اللهمّ صلّ على محمّد وآل محمّد
– Introduction à la quatrième partie :
Dans la troisième partie (disponible ici), nous avons cherché à analyser les fondements de l'autorité en Islâm, et par quels moyens les Ahl al-bayt nous invitent à distinguer le véridique de l'imposteur parmi ceux qui prétendent à la Prophétie ou à l'Imâmat. Nous avons tout du long tenté de garder un lien avec le fil directeur plus général de notre étude qui concerne la connaissance de Dieu par Dieu.
Nous avons consacré quelques paragraphes au Messager et au critère par lequel le reconnaître, à savoir par son Message. Néanmoins, le plus clair de notre argumentation se concentra à élucider l'identité des 'Ulil-âmr mentionnés dans le Coran (4/59). Pour ce faire, nous sommes partis des critères définis par l'Imâm al-Sâdiq – que la paix soit sur lui –, qui les rapporte de son grand-père l'Imâm Alî – que Dieu ennoblisse sa face !
Ces trois critères : al-ma'rûf, al-'adl et al-ihsân, nous les avons définis, individuellement et les uns par rapport aux autres. Le premier critère, celui du Convenable (al-ma'rûf) se définit directement par rapport à ce qui est connu, réputé comme convenable. Cette connaissance, d'un point de vue islamique, ne peut émerger que du Prophète – que la paix soit sur lui et les siens – qui est le détenteur de la Prophétie Législatrice (al-Nubuwwah al-Tashri'î) par laquelle Dieu instaure les lois, les rites, les croyances exotériques qui devront par la suite être l'objet de l'interprétation ésotérique (ta'wil) des Imâms – que la paix soit sur eux. Le premier critère se rapporte donc directement à la question de la prophétie, puisque le fondement même du Ma'rûf est la Shari'ah du Prophète.

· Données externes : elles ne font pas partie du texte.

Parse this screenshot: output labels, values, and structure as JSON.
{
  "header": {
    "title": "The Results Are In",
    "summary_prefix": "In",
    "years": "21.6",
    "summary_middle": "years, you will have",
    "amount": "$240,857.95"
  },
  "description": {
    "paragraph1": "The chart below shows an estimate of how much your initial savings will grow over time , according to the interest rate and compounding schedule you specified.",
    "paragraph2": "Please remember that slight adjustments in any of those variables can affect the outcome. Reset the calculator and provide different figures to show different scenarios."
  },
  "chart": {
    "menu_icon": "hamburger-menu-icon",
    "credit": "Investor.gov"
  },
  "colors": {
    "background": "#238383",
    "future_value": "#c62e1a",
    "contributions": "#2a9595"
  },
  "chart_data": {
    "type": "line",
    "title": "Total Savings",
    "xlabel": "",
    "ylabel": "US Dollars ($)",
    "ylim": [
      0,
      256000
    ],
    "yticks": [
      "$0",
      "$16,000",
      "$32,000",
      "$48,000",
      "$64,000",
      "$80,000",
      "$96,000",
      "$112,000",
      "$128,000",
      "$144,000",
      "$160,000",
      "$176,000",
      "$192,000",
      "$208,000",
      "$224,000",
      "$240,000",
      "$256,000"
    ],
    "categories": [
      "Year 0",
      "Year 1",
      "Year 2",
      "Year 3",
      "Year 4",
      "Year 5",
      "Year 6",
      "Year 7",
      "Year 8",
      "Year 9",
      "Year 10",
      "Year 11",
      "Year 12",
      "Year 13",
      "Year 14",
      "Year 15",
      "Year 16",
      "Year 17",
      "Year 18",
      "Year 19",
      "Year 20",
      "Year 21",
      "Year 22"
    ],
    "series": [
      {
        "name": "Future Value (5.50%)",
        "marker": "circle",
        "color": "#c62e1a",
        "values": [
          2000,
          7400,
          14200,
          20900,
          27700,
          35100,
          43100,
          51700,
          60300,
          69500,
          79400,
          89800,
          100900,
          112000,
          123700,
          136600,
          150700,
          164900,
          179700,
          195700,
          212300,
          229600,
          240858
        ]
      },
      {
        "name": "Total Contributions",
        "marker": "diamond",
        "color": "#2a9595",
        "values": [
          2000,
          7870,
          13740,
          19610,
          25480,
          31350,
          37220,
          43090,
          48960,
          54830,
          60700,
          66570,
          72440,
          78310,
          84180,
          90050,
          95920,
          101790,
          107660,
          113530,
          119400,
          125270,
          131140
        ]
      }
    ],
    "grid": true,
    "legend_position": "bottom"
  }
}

Quant au deuxième critère, celui de la Justice (al-'adl), nous l'avons définit de trois manières. D'une part dans son sens classique d'impartialité et d'équité. D'autre part dans le sens de l'intégrité morale et spirituelle. Enfin, nous l'avons définit comme adaptabilité, capacité à s'adapter à chacun selon son contexte et ses besoins. Pouvoir rendre compte concrètement des circonstances d'une époque et d'un contexte donné, d'un individu à un autre. Or cela nierait-il l'autorité du Prophète et de sa Législation ? Non-pas, mais la Législation divine doit être constamment réinterprétée et réexpliquée par l'Imâm détenteur de l'Ordre, sans quoi elle perd tout enracinement humain. Le deuxième critère se rapporte donc également de manière directe à la question de la prophétie, puisque la fondation et l'apparent sur lesquels doivent se baser les enseignements des Imâms est là encore l'enseignement du Prophète – que la paix et les prières de Dieu soient sur lui et les siens.
Enfin, quant au troisième critère, celui de l'Excellence (al-ihsân), nous l'avons défini comme vision intérieure et intuitive, appréhension immédiate du Divin "car si tu ne Le vois pas Lui te voit", selon le célèbre adage prophétique. Encore une fois, la réalisation (tahaqquq) dont il est question dans ces quelques expressions ne doit pas être pensée indépendamment de la Shari'ah. L'apparent de la Shari'ah est le secret de la Haqiqah, le secret de la Shari'ah est l'apparent de la Haqiqah. Encore une fois nous constatons que ce critère par lequel nous sommes invités par l'Imâm Alî – que sa grâce et sa paix soient sur nous – à reconnaître les véritables 'Ulil-âmr, ou Détenteurs de l'Ordre, est intimement lié à l'enseignement prophétique et à sa Législation.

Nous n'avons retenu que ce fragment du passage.